The British Bulldogs (w/ Matilda) vs. The Fabulous Rougeau Brothers:

(Davey Boy Smith & Dynamite Kid vs. Jacques & Raymond Rougeau)
I don't think this is stemming from a full blown program, but at the previous card at Madison Square Garden the Bulldogs had a run in with the Rougeaus, who went over the Rockers in less than clean fashion. The Bulldogs were pretty much on their way out, having done nothing of interest since the awful feud with the Islanders over Matilda being kidnapped. The Rougeaus, on the other hand, just turned heel, and have been mockingly giving praise to how awesome America is. For whatever reason, Dynamite Kid has the trunks of his tights on reverse... don't know why I feel like I have to comment on that, I just do it.
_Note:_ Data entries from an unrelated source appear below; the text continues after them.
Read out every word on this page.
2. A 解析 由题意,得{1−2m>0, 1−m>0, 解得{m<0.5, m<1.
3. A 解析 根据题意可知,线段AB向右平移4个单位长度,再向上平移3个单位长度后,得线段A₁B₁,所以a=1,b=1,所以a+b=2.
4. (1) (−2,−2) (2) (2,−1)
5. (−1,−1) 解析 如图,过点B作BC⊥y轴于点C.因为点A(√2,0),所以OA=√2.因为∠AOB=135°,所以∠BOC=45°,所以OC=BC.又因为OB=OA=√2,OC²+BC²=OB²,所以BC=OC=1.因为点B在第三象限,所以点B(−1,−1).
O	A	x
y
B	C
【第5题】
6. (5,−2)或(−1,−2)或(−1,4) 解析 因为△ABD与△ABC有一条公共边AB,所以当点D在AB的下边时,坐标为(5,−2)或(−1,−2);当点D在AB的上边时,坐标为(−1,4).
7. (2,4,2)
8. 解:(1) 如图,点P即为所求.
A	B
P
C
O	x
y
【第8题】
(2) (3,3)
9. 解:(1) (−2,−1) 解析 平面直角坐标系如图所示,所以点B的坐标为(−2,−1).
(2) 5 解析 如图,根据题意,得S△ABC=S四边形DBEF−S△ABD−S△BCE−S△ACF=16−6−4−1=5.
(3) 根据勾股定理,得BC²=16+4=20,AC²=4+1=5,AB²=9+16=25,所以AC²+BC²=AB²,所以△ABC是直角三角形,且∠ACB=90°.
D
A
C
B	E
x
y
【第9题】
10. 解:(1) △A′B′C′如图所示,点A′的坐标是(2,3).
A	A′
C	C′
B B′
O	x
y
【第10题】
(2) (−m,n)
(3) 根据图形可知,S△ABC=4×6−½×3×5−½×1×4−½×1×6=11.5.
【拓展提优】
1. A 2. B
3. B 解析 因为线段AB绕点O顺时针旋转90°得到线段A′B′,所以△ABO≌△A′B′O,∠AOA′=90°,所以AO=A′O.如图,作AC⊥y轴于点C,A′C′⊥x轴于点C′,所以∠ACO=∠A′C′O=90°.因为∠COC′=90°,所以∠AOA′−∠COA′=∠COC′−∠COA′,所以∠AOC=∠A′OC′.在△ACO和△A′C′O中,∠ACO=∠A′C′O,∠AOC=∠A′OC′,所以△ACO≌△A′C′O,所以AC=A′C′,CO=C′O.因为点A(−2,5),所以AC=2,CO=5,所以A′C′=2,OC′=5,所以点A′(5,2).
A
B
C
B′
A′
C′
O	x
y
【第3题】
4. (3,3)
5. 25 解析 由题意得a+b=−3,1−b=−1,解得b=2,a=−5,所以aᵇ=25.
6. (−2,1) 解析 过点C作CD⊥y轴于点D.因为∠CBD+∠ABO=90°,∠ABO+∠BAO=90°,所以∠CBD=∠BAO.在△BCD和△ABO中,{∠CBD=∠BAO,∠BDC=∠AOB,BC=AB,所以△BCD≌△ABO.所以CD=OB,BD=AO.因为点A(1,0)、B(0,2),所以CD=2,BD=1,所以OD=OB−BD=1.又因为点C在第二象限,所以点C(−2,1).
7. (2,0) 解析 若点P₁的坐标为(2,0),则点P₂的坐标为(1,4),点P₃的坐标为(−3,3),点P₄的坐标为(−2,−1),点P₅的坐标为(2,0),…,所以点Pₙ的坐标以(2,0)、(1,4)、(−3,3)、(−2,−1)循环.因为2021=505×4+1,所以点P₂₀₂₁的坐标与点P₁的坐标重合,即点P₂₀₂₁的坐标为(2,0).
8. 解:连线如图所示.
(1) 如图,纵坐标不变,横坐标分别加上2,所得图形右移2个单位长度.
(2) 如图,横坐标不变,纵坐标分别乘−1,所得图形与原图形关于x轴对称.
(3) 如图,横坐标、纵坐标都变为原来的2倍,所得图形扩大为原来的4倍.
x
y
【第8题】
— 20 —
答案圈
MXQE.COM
Dynamite should probably check Jacques' hand for a roll of quarters... the Coliseum Video version clips this match practically in half, so watching the Anthology DVD set is my first time watching the full version. Davey controls early, sending Jacques into the buckles. Raymond and Dynamite tag in, with the same level of success for the Rougeaus: None. The Bulldogs take turns working Raymond's arm, wrapped around some near falls. Jacques trips Davey Boy from the apron, then goes to work on the leg. Jacque countering a monkey flip with a well placed boot to the thigh is the first time I've ever seen that particular counter. Dynamite gets the mid-match hot tag, and kills Raymond with a snap suplex and headbutt for a two count. Davey Boy with the running powerslam for two. Dynamite gets taken down, illegally, courtesy of a Jacques back suplex and it's his turn to play face-in-peril. To answer the obvious question, yes, Jacques DOES apply the abdominal stretch, but he does not use the ropes for leverage. For fans of the era (more for WWF, than anything), matches generally don't go this long, unless it's for a time limit draw... Davey Boy eventually gets the real hot tag of the match, after some false hope, and misses a dropkick? Davey quickly comes back with a press slam, dropping Jacques crotch-first across the top rope. Everyone gets in the act, and Davey slams Dynamite across Jacques with a headbutt, but the bell rings at 19:00, meaning we got a Time Limit Draw... I guess they went home a little early, since the bell is meant to ring once the spot was done. Despite the lame finish (the Rougeaus could've used the win), a very solid tag formula match, and it hardly felt like a match that went 20-minutes. The Rougeaus did little, if any, of their stalling heel tactics, which is always a good thing, and the Bulldogs still had something in the tank.

- Brutus Beefcake will NOT challenge for the Intercontinental Title. This past weekend on Superstars of Wrestling, the Outlaw Ron Bass attacked Beefcake and cut him open with the spurs on his boots. How this keeps someone from wrestling is beyond me. Beefcake's blade job is pretty bad, too. It makes Lex Luger's sucky blade job from the '88 Great American Bash look like a crimson mask in comparison. How does this effect SummerSlam? Who will challenge Honkytonk Man for the gold? Only time will tell... as a kid, I thought it was a pretty lame cop-out, too.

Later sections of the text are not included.